You have been nominated to receive this prestigious award because you have demonstrated to the selection committee:
your intellectual ability and academic discipline
your commitment to a career in teaching and to teaching excellence
your belief in what education can do for each and every individual
its promise of self-respect, self-empowerment, opportunity, choice, a future, an enduring asset that grows in value over a lifetime;
and your passion and sense of responsibility to use your skills and qualities to bring about change for the better for young indigenous Australians.
Not only are you practitioners and advocates in the making, you are,
each in your own right,
due to your own accomplishments
testament to the transformative power of education.
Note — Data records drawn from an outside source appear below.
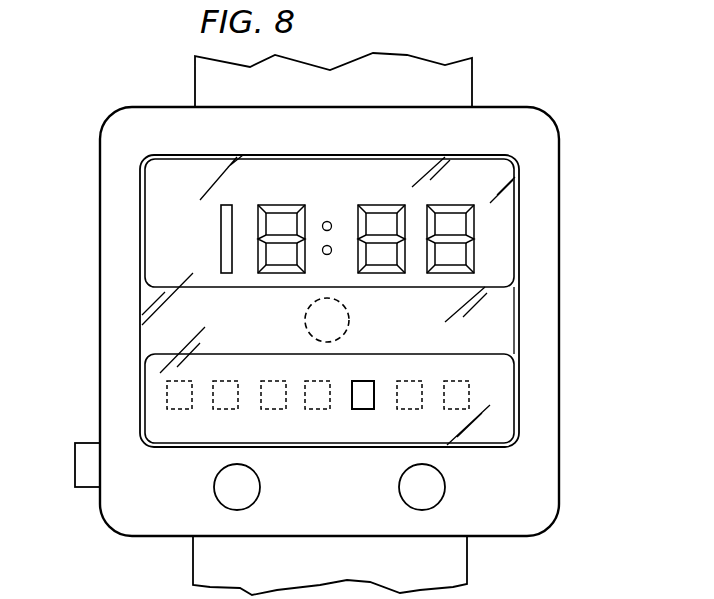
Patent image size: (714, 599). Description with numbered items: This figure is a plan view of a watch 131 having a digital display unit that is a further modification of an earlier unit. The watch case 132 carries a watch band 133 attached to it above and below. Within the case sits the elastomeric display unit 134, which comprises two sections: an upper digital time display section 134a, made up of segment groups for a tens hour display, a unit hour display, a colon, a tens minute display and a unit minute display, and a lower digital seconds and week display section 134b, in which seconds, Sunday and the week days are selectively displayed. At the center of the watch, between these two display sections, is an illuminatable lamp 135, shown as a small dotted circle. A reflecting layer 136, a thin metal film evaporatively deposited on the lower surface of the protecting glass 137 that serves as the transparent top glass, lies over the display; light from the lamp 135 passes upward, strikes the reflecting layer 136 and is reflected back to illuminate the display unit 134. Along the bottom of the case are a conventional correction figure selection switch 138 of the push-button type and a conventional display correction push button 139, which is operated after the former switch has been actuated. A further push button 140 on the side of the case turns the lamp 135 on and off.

The watch 131 is at (508, 100).
The watch case 132 is at (545, 162).
The watch band 133 is at (467, 571).
The elastomeric display unit 134 is at (152, 190).
The digital time display section 134a is at (500, 253).
The digital seconds and week display section 134b is at (498, 417).
The illuminatable lamp 135 is at (350, 321).
The reflecting layer 136 is at (498, 327).
The protecting glass 137 is at (156, 245).
The correction figure selection switch 138 is at (214, 490).
The display correction push button 139 is at (432, 486).
The push button 140 is at (86, 450).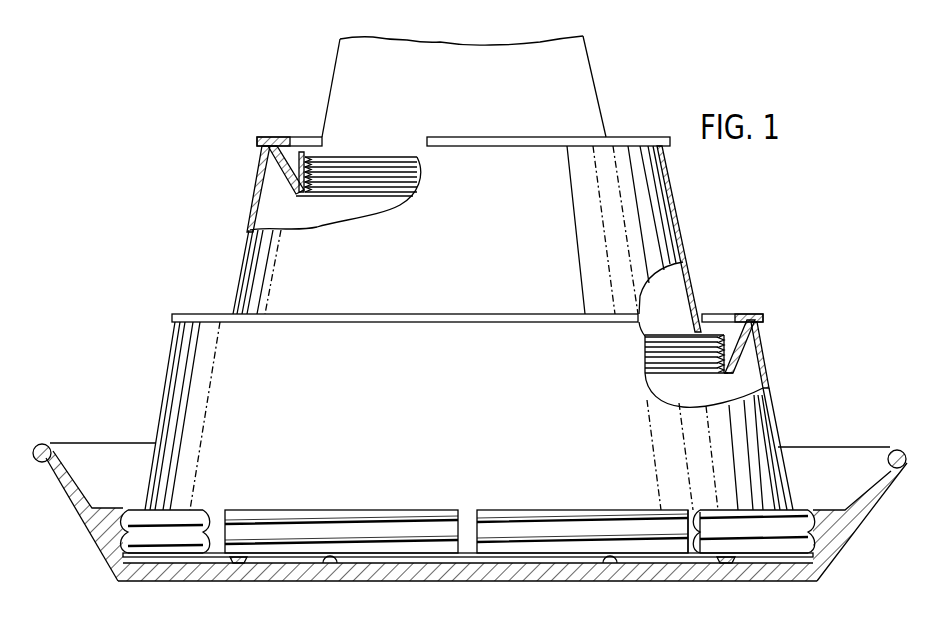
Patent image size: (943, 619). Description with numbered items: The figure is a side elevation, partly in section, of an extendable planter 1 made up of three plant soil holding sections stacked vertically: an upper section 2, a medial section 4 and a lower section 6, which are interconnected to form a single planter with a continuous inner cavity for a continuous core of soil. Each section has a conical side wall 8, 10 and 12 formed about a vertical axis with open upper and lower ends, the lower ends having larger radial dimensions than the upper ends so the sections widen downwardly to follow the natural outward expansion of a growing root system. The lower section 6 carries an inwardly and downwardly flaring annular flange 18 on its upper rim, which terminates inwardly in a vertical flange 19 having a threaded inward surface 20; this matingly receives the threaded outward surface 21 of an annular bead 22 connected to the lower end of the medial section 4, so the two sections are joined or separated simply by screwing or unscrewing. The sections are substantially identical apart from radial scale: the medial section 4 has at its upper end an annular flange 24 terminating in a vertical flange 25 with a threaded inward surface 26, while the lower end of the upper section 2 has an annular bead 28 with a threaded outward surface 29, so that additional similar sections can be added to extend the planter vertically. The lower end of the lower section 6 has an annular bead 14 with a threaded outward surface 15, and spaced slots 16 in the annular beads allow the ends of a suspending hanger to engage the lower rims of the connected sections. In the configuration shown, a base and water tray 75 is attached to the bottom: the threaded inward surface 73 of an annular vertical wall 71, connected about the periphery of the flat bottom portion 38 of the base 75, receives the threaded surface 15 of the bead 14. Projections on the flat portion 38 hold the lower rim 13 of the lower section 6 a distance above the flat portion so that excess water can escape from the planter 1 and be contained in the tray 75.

The extendable planter 1 is at (218, 168).
The upper section 2 is at (499, 91).
The medial section 4 is at (447, 233).
The lower section 6 is at (459, 408).
The conical side wall 8 is at (333, 79).
The conical side wall 10 is at (249, 243).
The conical side wall 12 is at (782, 438).
The lower rim 13 is at (360, 560).
The annular bead 14 is at (710, 517).
The threaded outward surface 15 is at (543, 518).
The spaced slots 16 is at (692, 537).
The annular flange 18 is at (757, 316).
The vertical flange 19 is at (719, 330).
The threaded inward surface 20 is at (717, 363).
The threaded outward surface 21 is at (650, 368).
The annular bead 22 is at (703, 330).
The annular flange 24 is at (268, 140).
The vertical flange 25 is at (305, 158).
The threaded inward surface 26 is at (315, 201).
The annular bead 28 is at (325, 158).
The threaded outward surface 29 is at (357, 188).
The flat bottom portion 38 is at (433, 576).
The annular vertical wall 71 is at (101, 513).
The threaded inward surface 73 is at (110, 550).
The base and water tray 75 is at (58, 482).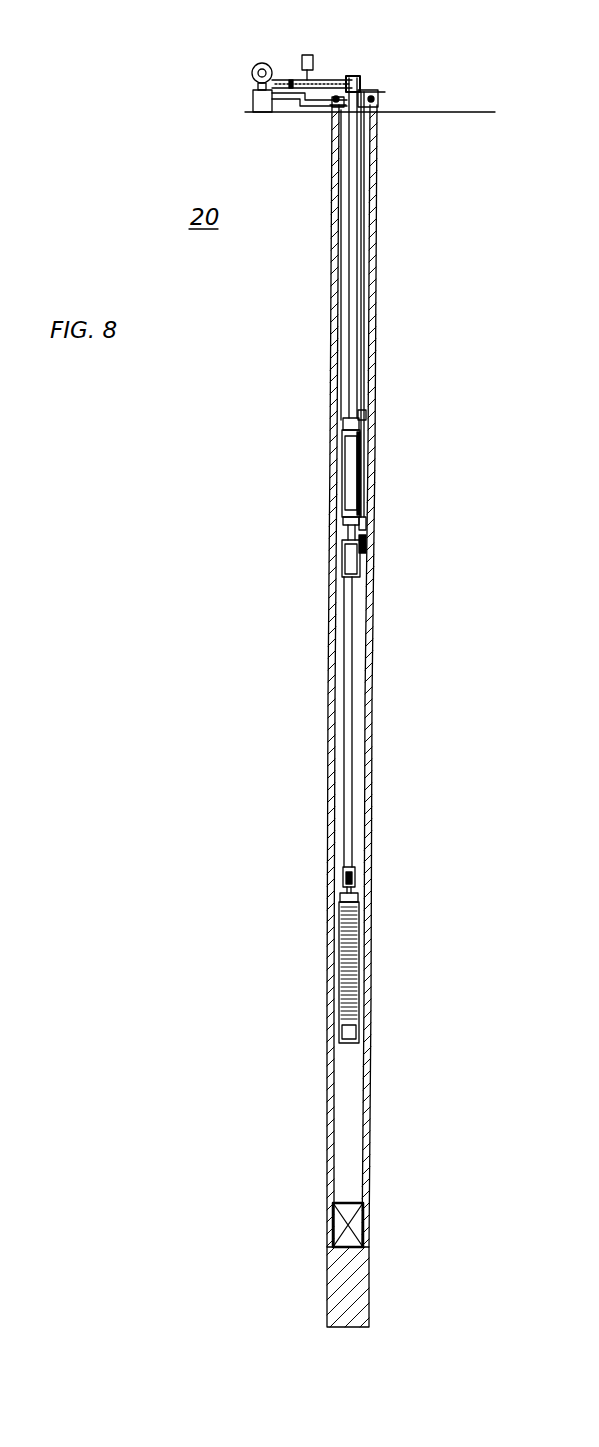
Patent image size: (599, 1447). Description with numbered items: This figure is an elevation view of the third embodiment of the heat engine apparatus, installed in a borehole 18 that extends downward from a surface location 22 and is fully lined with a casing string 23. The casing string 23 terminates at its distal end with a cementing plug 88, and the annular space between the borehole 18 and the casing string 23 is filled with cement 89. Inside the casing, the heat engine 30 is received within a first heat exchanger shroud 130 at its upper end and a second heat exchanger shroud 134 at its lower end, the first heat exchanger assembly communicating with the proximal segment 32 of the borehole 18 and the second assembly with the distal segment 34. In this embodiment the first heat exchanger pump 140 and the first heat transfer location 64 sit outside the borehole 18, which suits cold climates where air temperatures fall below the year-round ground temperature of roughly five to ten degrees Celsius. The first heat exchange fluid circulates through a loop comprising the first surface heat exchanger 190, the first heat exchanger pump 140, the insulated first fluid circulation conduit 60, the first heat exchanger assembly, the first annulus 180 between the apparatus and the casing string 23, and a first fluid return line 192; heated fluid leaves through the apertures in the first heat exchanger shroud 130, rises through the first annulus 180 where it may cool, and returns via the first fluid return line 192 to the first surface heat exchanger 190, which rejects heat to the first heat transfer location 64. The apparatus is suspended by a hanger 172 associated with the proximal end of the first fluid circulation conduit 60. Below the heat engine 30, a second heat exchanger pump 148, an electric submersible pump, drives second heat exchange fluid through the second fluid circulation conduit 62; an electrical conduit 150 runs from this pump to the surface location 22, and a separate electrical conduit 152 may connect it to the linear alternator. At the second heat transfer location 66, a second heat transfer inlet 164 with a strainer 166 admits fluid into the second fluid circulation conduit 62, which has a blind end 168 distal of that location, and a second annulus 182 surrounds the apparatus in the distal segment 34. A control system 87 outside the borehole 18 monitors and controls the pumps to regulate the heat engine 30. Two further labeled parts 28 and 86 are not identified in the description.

The borehole 18 is at (380, 217).
The surface location 22 is at (212, 57).
The casing string 23 is at (370, 288).
The pump 28 is at (342, 492).
The heat engine 30 is at (357, 485).
The proximal segment 32 is at (400, 323).
The distal segment 34 is at (390, 808).
The first fluid circulation conduit 60 is at (312, 80).
The second fluid circulation conduit 62 is at (350, 705).
The first heat transfer location 64 is at (252, 106).
The second heat transfer location 66 is at (360, 911).
The cable 86 is at (386, 92).
The control system 87 is at (307, 55).
The cementing plug 88 is at (350, 1223).
The cement 89 is at (372, 256).
The first heat exchanger shroud 130 is at (341, 455).
The second heat exchanger shroud 134 is at (342, 522).
The first heat exchanger pump 140 is at (262, 62).
The second heat exchanger pump 148 is at (343, 566).
The electrical conduit 150 is at (397, 96).
The separate electrical conduit 152 is at (366, 521).
The second heat transfer inlet 164 is at (355, 945).
The strainer 166 is at (356, 988).
The blind end 168 is at (350, 1033).
The hanger 172 is at (334, 115).
The first annulus 180 is at (340, 183).
The second annulus 182 is at (355, 757).
The first surface heat exchanger 190 is at (252, 97).
The first fluid return line 192 is at (351, 82).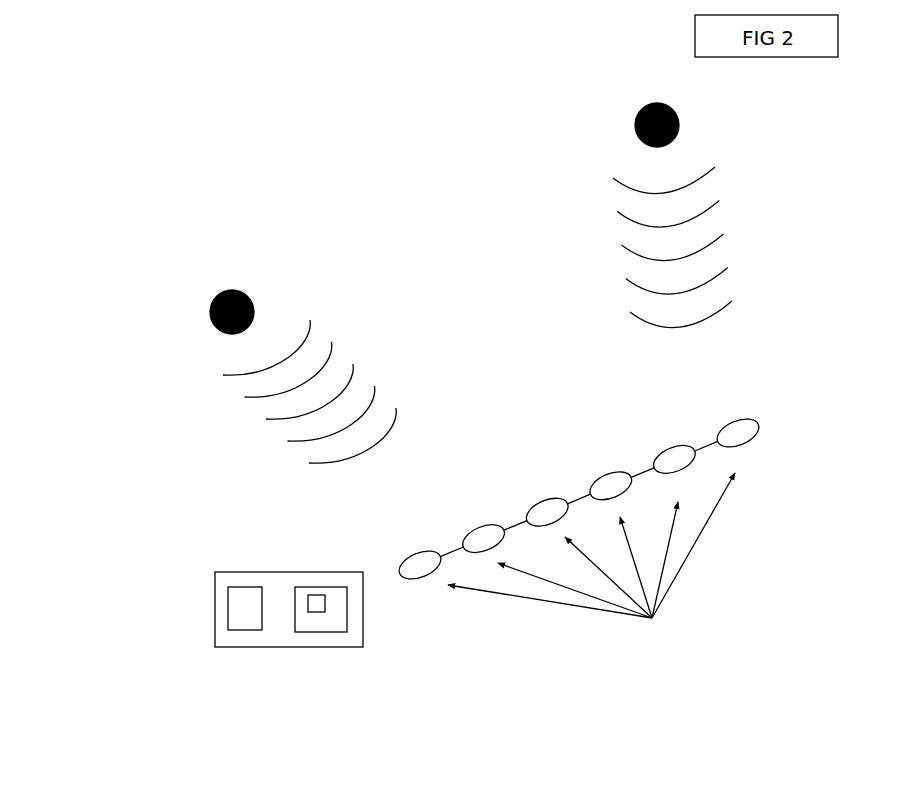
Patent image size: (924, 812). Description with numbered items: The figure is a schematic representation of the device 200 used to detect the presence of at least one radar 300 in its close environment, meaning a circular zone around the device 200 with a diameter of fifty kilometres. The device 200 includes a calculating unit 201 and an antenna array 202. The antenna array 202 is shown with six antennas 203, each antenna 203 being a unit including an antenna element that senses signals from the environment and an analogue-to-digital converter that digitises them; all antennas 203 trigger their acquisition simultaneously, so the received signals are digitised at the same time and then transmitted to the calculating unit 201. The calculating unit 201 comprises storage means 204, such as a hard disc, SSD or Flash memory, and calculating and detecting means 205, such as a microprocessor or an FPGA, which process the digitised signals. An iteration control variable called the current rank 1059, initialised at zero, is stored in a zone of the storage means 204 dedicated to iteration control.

The device 200 is at (223, 624).
The calculating unit 201 is at (275, 652).
The antenna array 202 is at (701, 446).
The antenna 203 is at (591, 568).
The storage means 204 is at (343, 630).
The calculating and detecting means 205 is at (243, 585).
The radar 300 is at (615, 105).
The current rank 1059 is at (315, 614).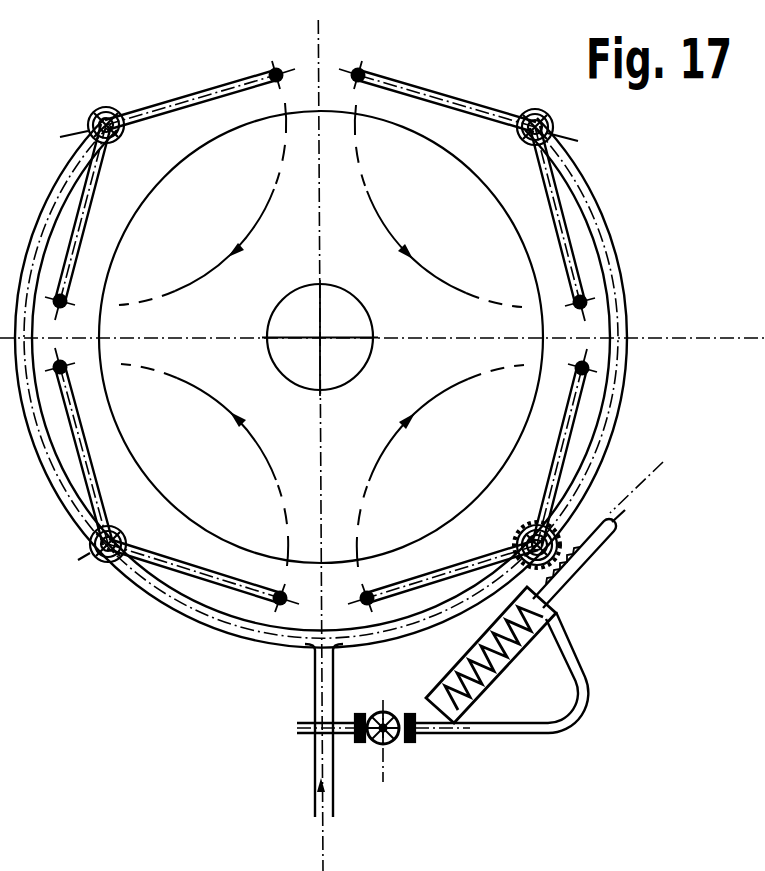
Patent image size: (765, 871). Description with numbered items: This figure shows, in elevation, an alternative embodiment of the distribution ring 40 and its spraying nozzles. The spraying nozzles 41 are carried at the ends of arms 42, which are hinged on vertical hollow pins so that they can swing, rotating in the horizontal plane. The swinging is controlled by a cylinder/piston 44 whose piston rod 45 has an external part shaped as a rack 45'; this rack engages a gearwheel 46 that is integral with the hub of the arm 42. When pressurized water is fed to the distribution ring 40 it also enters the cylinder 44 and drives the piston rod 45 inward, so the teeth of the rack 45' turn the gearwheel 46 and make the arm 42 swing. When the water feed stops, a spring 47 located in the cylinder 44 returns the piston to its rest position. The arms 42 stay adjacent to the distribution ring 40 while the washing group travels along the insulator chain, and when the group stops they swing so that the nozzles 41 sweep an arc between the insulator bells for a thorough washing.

I will always cherish the sacrifice my parents made for my own, and I have held onto the strength of that commitment as a mother and grandmother, and in working with young people throughout my career.
Ladies and gentlemen, it is no surprise that Nelson Mandela declared that education is the most powerful weapon we can use to change the world.
And in Australia, there is change afoot:
By the end of 2008, almost 24,000 indigenous men and women had graduated from Australian universities, with nearly 1500 graduating annually.
More than 90% had bachelor or graduate degrees…and the annual retention rate is now more than 80%.
These are remarkable results for the first generation of indigenous university graduates.
But, scholars, you are not numbers.
You are among our future leaders:
leaders of young indigenous Australians in our schools, equipping them to rise to life’s opportunities and challenges
and leaders of all Australians, indigenous and non-indigenous.
In your vital roles as educators, you will in your classrooms every day:
exemplify reconciliation
expand young minds
and enrich young spirits.
WB Yeats said “Education is not the filling of a bucket, but the lighting of a fire”.
Scholars, that’s one fire I want to see spread throughout the land.
I give you my greatest praise and encouragement for your life-changing journeys ahead.